Don’t be afraid to just go fishing

So you had a terrible practice.  Trust me, it happens.  Maybe you tanked on the first day of an event and are looking up from the bottom of the standings.  Maybe you struggled a whole lot more than you should at a certain time of the year and the only chance you will have to win is if you miraculously catch a giant to go with your squeekers even though you had nothing to make you believe you can.  Come tournament day, just go fishing!  Don’t be afraid to throw most of your practice away and use the tournament day as another practice day.  That might mean for you to take a look at a different section of the lake if you feel that you had the right pattern dialed in but didn’t have the quality to show for it.  It could also mean that you need to go a drastic direction and fish a completely different style.
    A prime example was a regional championship a few years ago where I found myself sitting in 72nd place after the first day with a whopping 1lb 12oz.  Probably a good time to pack it in and get ready to haul bass out of town after the second day weigh in muttering something about “I’ll get them next time” right?  I chose not to and decided to scratch what I had done the day before and relocate to an area that I hadn’t fished in practice but had a gut feeling that it would produce.  The second day results proved that it was the correct move as I shot all the way up to 3rd in the standings with the largest bag of the event.  I went from thinking about making plans for trip home to making plans to fish the national championship the following January all in one day.  

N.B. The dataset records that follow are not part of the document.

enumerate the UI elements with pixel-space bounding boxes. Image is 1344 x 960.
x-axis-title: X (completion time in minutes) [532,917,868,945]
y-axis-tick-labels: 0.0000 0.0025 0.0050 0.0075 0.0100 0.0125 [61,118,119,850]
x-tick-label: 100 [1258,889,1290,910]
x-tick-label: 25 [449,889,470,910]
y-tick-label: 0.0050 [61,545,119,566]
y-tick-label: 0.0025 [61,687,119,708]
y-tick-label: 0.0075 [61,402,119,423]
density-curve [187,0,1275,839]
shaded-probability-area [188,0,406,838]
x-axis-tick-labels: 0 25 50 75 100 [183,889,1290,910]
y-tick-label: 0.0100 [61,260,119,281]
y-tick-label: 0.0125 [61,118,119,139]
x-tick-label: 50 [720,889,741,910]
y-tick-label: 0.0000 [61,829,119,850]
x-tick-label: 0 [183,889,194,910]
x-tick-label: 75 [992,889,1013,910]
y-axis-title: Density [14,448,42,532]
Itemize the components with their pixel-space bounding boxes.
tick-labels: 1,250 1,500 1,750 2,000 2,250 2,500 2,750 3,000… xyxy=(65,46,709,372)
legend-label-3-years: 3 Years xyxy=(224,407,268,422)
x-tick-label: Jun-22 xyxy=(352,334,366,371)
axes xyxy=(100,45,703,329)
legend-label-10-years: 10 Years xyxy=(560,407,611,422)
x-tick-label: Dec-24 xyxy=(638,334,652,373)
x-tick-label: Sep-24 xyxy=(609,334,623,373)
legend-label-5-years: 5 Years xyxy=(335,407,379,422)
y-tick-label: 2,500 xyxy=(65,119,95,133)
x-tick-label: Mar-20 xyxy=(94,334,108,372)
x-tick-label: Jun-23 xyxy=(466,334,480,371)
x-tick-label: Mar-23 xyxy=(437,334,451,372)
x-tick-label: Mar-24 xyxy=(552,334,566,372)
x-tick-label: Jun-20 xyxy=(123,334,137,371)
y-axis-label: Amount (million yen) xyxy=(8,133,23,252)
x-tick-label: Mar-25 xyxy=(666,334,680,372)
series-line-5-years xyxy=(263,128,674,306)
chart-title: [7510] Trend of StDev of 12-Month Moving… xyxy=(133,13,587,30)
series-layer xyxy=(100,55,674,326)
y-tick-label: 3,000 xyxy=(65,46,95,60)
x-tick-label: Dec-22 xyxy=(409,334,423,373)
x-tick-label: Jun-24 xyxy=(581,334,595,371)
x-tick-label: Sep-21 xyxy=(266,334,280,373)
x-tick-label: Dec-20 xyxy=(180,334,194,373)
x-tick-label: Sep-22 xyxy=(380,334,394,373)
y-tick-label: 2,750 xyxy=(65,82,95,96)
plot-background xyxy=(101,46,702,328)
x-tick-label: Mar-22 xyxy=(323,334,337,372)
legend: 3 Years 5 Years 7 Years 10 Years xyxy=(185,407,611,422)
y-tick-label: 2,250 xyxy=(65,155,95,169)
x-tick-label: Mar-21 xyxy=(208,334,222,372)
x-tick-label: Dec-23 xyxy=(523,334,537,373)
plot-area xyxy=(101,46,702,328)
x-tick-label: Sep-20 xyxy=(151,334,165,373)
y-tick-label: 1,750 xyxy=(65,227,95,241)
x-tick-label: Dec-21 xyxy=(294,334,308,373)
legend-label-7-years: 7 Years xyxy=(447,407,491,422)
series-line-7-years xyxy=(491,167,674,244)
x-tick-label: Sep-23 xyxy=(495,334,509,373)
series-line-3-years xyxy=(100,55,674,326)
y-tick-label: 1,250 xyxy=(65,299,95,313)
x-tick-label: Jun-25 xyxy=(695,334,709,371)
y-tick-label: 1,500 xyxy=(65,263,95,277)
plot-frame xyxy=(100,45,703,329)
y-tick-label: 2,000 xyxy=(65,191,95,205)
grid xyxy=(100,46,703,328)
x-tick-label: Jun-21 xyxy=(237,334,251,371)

    When I say that you can scrap what you figured out in practice or on day one of a multiple day event, I’m not saying to just randomly drive somewhere and hope for the best.  You have to use what information that you have gathered from the water, even if it isn’t much to go on.  In my case, I noticed that the water had dropped four or five inches over the course of the first tournament day so I relocated from shallow, slow tapering banks to a rip rap retaining wall that had a much steeper drop off because it offered the fish more protection from the falling water.  I proceeded to box the largest bag of the tournament by 11:30 and spend the rest of the day conserving fish and trying to expand my pattern.
    Just remember, failing to adjust will send you packing with your tail tucked more times than not!  You know what they say a definition of insanity is right?  Doing the same thing over and over but hoping for a different result.  How many of us just found out that we are less sane then we had thought?